Demoro em média duas horas para ir de casa ao trabalho e o mesmo tempo para fazer o percurso inverso. É uma insanidade que só São Paulo explica (a cidade, não o santo). Acordo cedinho, pego ônibus, metrô, faço baldeação, pego outro metrô, caminho três quarteirões, pego um segundo ônibus e vou a pé os últimos quinze minutos. Daria para ir à praia, mas meu bate-e-volta diário é para o escritório mesmo.
Há aproximadamente dois meses, eu e minha namorada inventamos de fazer ioga nas manhãs das segundas-feiras, pertinho do trabalho, o que significaria sair de casa às cinco e meia da madrugada. Achei cedo demais e optei por um dos maiores sacrilégios da cidade: tirar o carro da garagem. Seria apenas uma vez por semana, duas pessoas no veículo e, na minha ingenuidade, acreditei que haveria chance de absolvição.
O início foi tentador: era janeiro, muita gente ainda estava de férias e nós precisávamos de apenas uma hora e dez para chegar lá. A volta demorava um pouquinho mais, hora do rush, sabe como é; mas tudo bem, aceitei a penitência.
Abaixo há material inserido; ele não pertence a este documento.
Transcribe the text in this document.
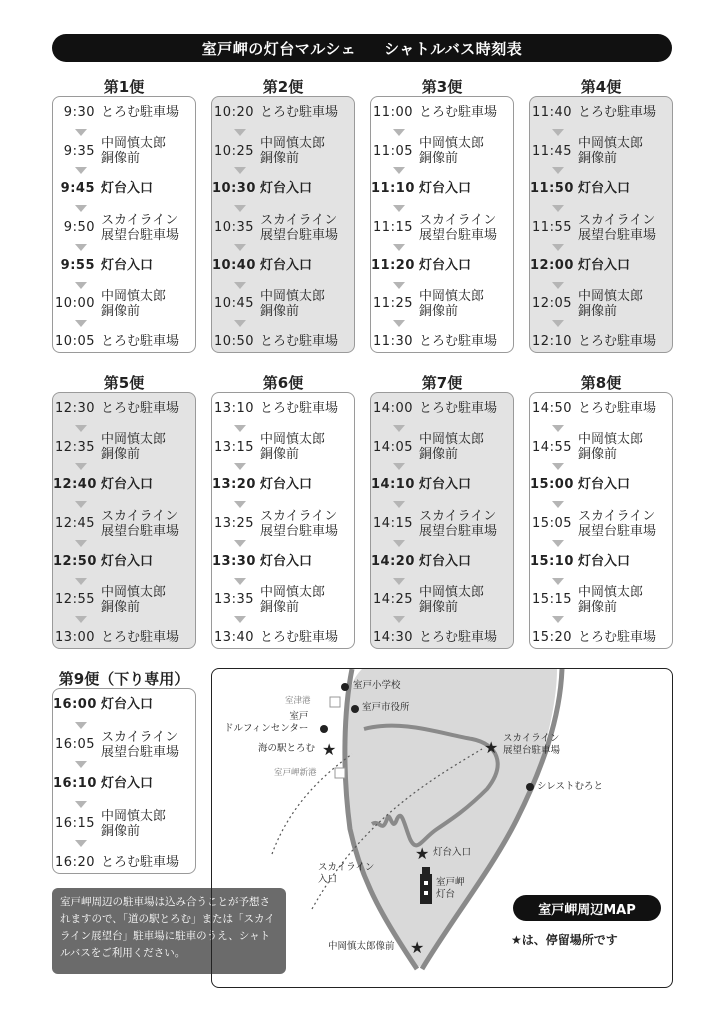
室戸岬の灯台マルシェ シャトルバス時刻表
第1便
9:30 とろむ駐車場
9:35 中岡慎太郎
銅像前
9:45 灯台入口
9:50 スカイライン
展望台駐車場
9:55 灯台入口
10:00 中岡慎太郎
銅像前
10:05 とろむ駐車場
第2便
10:20 とろむ駐車場
10:25 中岡慎太郎
銅像前
10:30 灯台入口
10:35 スカイライン
展望台駐車場
10:40 灯台入口
10:45 中岡慎太郎
銅像前
10:50 とろむ駐車場
第3便
11:00 とろむ駐車場
11:05 中岡慎太郎
銅像前
11:10 灯台入口
11:15 スカイライン
展望台駐車場
11:20 灯台入口
11:25 中岡慎太郎
銅像前
11:30 とろむ駐車場
第4便
11:40 とろむ駐車場
11:45 中岡慎太郎
銅像前
11:50 灯台入口
11:55 スカイライン
展望台駐車場
12:00 灯台入口
12:05 中岡慎太郎
銅像前
12:10 とろむ駐車場
第5便
12:30 とろむ駐車場
12:35 中岡慎太郎
銅像前
12:40 灯台入口
12:45 スカイライン
展望台駐車場
12:50 灯台入口
12:55 中岡慎太郎
銅像前
13:00 とろむ駐車場
第6便
13:10 とろむ駐車場
13:15 中岡慎太郎
銅像前
13:20 灯台入口
13:25 スカイライン
展望台駐車場
13:30 灯台入口
13:35 中岡慎太郎
銅像前
13:40 とろむ駐車場
第7便
14:00 とろむ駐車場
14:05 中岡慎太郎
銅像前
14:10 灯台入口
14:15 スカイライン
展望台駐車場
14:20 灯台入口
14:25 中岡慎太郎
銅像前
14:30 とろむ駐車場
第8便
14:50 とろむ駐車場
14:55 中岡慎太郎
銅像前
15:00 灯台入口
15:05 スカイライン
展望台駐車場
15:10 灯台入口
15:15 中岡慎太郎
銅像前
15:20 とろむ駐車場
第9便（下り専用）
16:00 灯台入口
16:05 スカイライン
展望台駐車場
16:10 灯台入口
16:15 中岡慎太郎
銅像前
16:20 とろむ駐車場
室戸岬周辺の駐車場は込み合うことが予想されますので、「道の駅とろむ」または「スカイライン展望台」駐車場に駐車のうえ、シャトルバスをご利用ください。
★	★
★
★
室戸小学校
室津港
室戸市役所
室戸
ドルフィンセンター
海の駅とろむ
室戸岬新港
スカイライン
展望台駐車場
シレストむろと
灯台入口
スカイライン
入口	室戸岬
灯台
中岡慎太郎像前
室戸岬周辺MAP
★は、停留場所です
No entanto, a primeira segunda-feira após o carnaval revelou a gravidade do meu pecado. Era a releitura mais atual do Inferno, de Dante, com as almas penitentes sofrendo fechadas em seus círculos individuais, engolindo fumaça, suando sob o sol quente do verão, torturadas por buzinações intermináveis.
Minha namorada ficou desconsolada. Queria usar a ioga para curar aquilo: colocar um new age em cada carro, levantar o megafone e fazer todos aqueles motoristas estressados recitarem juntos o mantra Óóóóhuummm...
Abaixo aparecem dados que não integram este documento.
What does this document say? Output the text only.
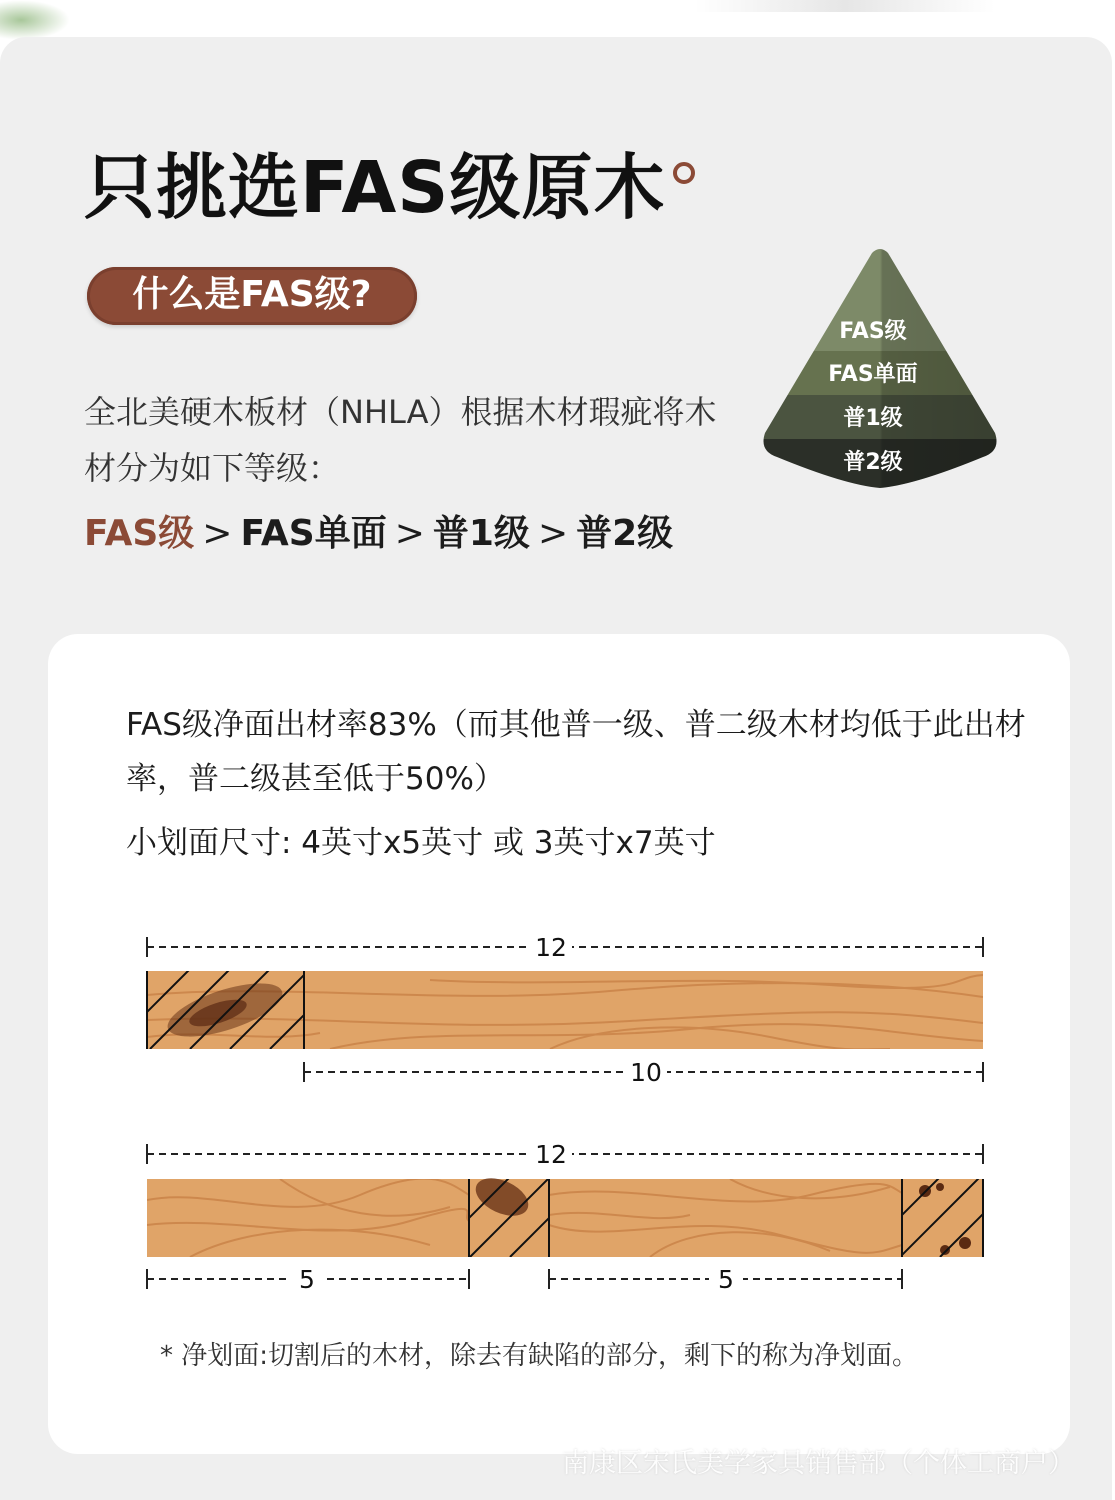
只挑选FAS级原木
什么是FAS级?

全北美硬木板材（NHLA）根据木材瑕疵将木材分为如下等级：

FAS级 > FAS单面 > 普1级 > 普2级
FAS级
FAS单面
普1级
普2级

FAS级净面出材率83%（而其他普一级、普二级木材均低于此出材率，普二级甚至低于50%）

小划面尺寸: 4英寸x5英寸 或 3英寸x7英寸

12
10
12
5	5

* 净划面:切割后的木材，除去有缺陷的部分，剩下的称为净划面。

南康区宋氏美学家具销售部（个体工商户）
Percebi que, para continuar chegando no horário, seríamos obrigados a sair de casa ainda mais cedo e retornar ainda mais tarde. Comparando com o tempo de ônibus + metrô, ficava, como dizem, elas por elas.
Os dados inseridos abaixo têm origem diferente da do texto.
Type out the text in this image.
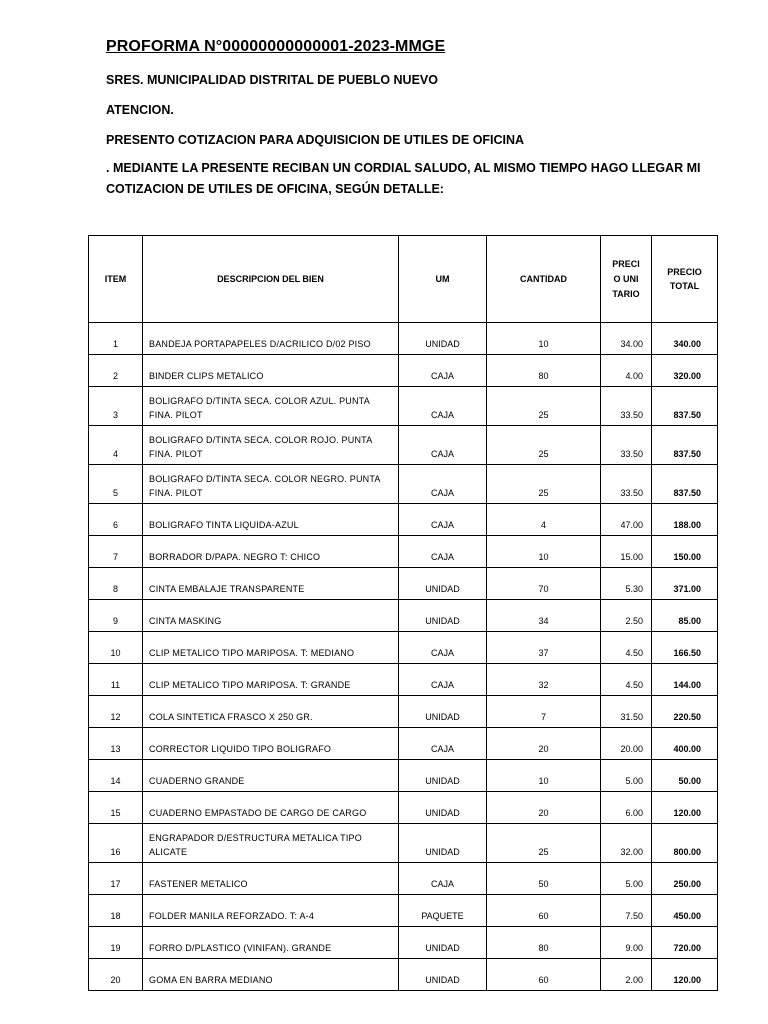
PROFORMA N°00000000000001-2023-MMGE
SRES. MUNICIPALIDAD DISTRITAL DE PUEBLO NUEVO
ATENCION.
PRESENTO COTIZACION PARA ADQUISICION DE UTILES DE OFICINA
. MEDIANTE LA PRESENTE RECIBAN UN CORDIAL SALUDO, AL MISMO TIEMPO HAGO LLEGAR MI
COTIZACION DE UTILES DE OFICINA, SEGÚN DETALLE:
ITEM	DESCRIPCION DEL BIEN	UM	CANTIDAD	PRECIO UNITARIO	PRECIO TOTAL
1	BANDEJA PORTAPAPELES D/ACRILICO D/02 PISO	UNIDAD	10	34.00	340.00
2	BINDER CLIPS METALICO	CAJA	80	4.00	320.00
3	BOLIGRAFO D/TINTA SECA. COLOR AZUL. PUNTA FINA. PILOT	CAJA	25	33.50	837.50
4	BOLIGRAFO D/TINTA SECA. COLOR ROJO. PUNTA FINA. PILOT	CAJA	25	33.50	837.50
5	BOLIGRAFO D/TINTA SECA. COLOR NEGRO. PUNTA FINA. PILOT	CAJA	25	33.50	837.50
6	BOLIGRAFO TINTA LIQUIDA-AZUL	CAJA	4	47.00	188.00
7	BORRADOR D/PAPA. NEGRO T: CHICO	CAJA	10	15.00	150.00
8	CINTA EMBALAJE TRANSPARENTE	UNIDAD	70	5.30	371.00
9	CINTA MASKING	UNIDAD	34	2.50	85.00
10	CLIP METALICO TIPO MARIPOSA. T: MEDIANO	CAJA	37	4.50	166.50
11	CLIP METALICO TIPO MARIPOSA. T: GRANDE	CAJA	32	4.50	144.00
12	COLA SINTETICA FRASCO X 250 GR.	UNIDAD	7	31.50	220.50
13	CORRECTOR LIQUIDO TIPO BOLIGRAFO	CAJA	20	20.00	400.00
14	CUADERNO GRANDE	UNIDAD	10	5.00	50.00
15	CUADERNO EMPASTADO DE CARGO DE CARGO	UNIDAD	20	6.00	120.00
16	ENGRAPADOR D/ESTRUCTURA METALICA TIPO ALICATE	UNIDAD	25	32.00	800.00
17	FASTENER METALICO	CAJA	50	5.00	250.00
18	FOLDER MANILA REFORZADO. T: A-4	PAQUETE	60	7.50	450.00
19	FORRO D/PLASTICO (VINIFAN). GRANDE	UNIDAD	80	9.00	720.00
20	GOMA EN BARRA MEDIANO	UNIDAD	60	2.00	120.00
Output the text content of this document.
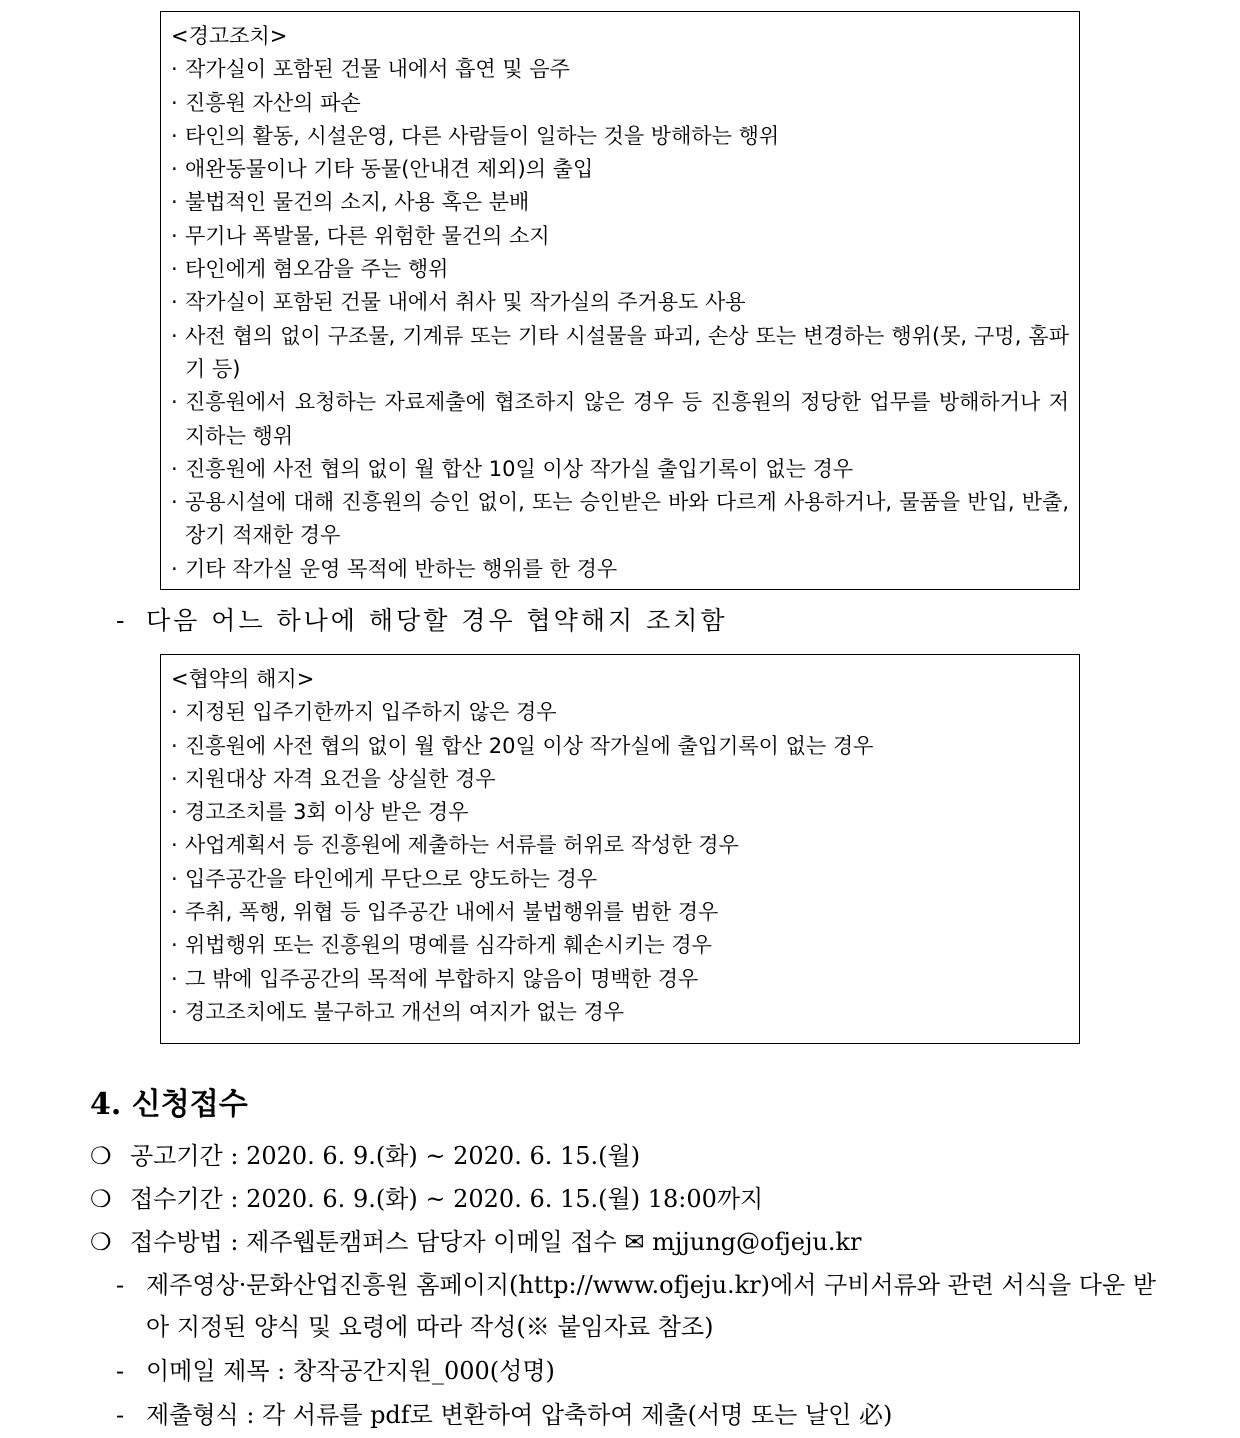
<경고조치>
· 작가실이 포함된 건물 내에서 흡연 및 음주
· 진흥원 자산의 파손
· 타인의 활동, 시설운영, 다른 사람들이 일하는 것을 방해하는 행위
· 애완동물이나 기타 동물(안내견 제외)의 출입
· 불법적인 물건의 소지, 사용 혹은 분배
· 무기나 폭발물, 다른 위험한 물건의 소지
· 타인에게 혐오감을 주는 행위
· 작가실이 포함된 건물 내에서 취사 및 작가실의 주거용도 사용
· 사전 협의 없이 구조물, 기계류 또는 기타 시설물을 파괴, 손상 또는 변경하는 행위(못, 구멍, 홈파기 등)
· 진흥원에서 요청하는 자료제출에 협조하지 않은 경우 등 진흥원의 정당한 업무를 방해하거나 저지하는 행위
· 진흥원에 사전 협의 없이 월 합산 10일 이상 작가실 출입기록이 없는 경우
· 공용시설에 대해 진흥원의 승인 없이, 또는 승인받은 바와 다르게 사용하거나, 물품을 반입, 반출, 장기 적재한 경우
· 기타 작가실 운영 목적에 반하는 행위를 한 경우
- 다음 어느 하나에 해당할 경우 협약해지 조치함
<협약의 해지>
· 지정된 입주기한까지 입주하지 않은 경우
· 진흥원에 사전 협의 없이 월 합산 20일 이상 작가실에 출입기록이 없는 경우
· 지원대상 자격 요건을 상실한 경우
· 경고조치를 3회 이상 받은 경우
· 사업계획서 등 진흥원에 제출하는 서류를 허위로 작성한 경우
· 입주공간을 타인에게 무단으로 양도하는 경우
· 주취, 폭행, 위협 등 입주공간 내에서 불법행위를 범한 경우
· 위법행위 또는 진흥원의 명예를 심각하게 훼손시키는 경우
· 그 밖에 입주공간의 목적에 부합하지 않음이 명백한 경우
· 경고조치에도 불구하고 개선의 여지가 없는 경우
4. 신청접수
❍ 공고기간 : 2020. 6. 9.(화) ~ 2020. 6. 15.(월)
❍ 접수기간 : 2020. 6. 9.(화) ~ 2020. 6. 15.(월) 18:00까지
❍ 접수방법 : 제주웹툰캠퍼스 담당자 이메일 접수 ✉ mjjung@ofjeju.kr
- 제주영상·문화산업진흥원 홈페이지(http://www.ofjeju.kr)에서 구비서류와 관련 서식을 다운 받아 지정된 양식 및 요령에 따라 작성(※ 붙임자료 참조)
- 이메일 제목 : 창작공간지원_000(성명)
- 제출형식 : 각 서류를 pdf로 변환하여 압축하여 제출(서명 또는 날인 必)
E a situação só tende a piorar. Qualquer bom-senso consegue imaginar a enorme e assustadora leva de novos motoristas que chega às ruas todo mês. Basta olhar as notícias sobre as montadoras: é um recorde atrás de outro. Em fevereiro, chegamos a seis milhões de veículos licenciados na cidade e uma média de oitocentos emplacamentos por dia. Mesmo o rodízio já não resolve nada há tempos.
No domingo passado, fiz uma experiência: percorri o mesmo trecho que durante as últimas segundas-feiras me tomou uma hora e meia de vida. Precisei de apenas vinte minutos.
Em outras palavras, o carro, que todo mundo tira da garagem para economizar tempo, acaba se revelando um dos grandes problemas da atualidade. E isso vale para a maioria das metrópoles, porque todos nós somos um bando de preguiçosos inconsequentes. Poluímos, gastamos absurdos com combustível, estacionamento e manutenção do veículo e acabamos com nossa própria saúde no meio daquela loucura.
Sempre gostei de transporte público por dois motivos: 1. Não suporto o processo de engatar a primeira marcha, avançar um metro, desengatar, esperar alguns instantes e fazer tudo de novo, e de novo, e de novo, durante uma eternidade; 2. Uso o tempo que passo no ônibus e no metrô para ler, ouvir música, conversar etc. Não é perdido; ao contrário, é tempo bem aproveitado.
Analisando dessa maneira, o carro se mostra cada vez uma economia mais burra. E, acredite, eu adoro dirigir.
Sempre que proponho a outros motoristas convictos largar o volante e tomar um ônibus, ouço que o transporte público é caro e precário. O pior é que é verdade. É ruim e mal-administrado. Mas as avenidas superlotadas, mal-sinalizadas e esburacadas nunca me pareceram muito melhores.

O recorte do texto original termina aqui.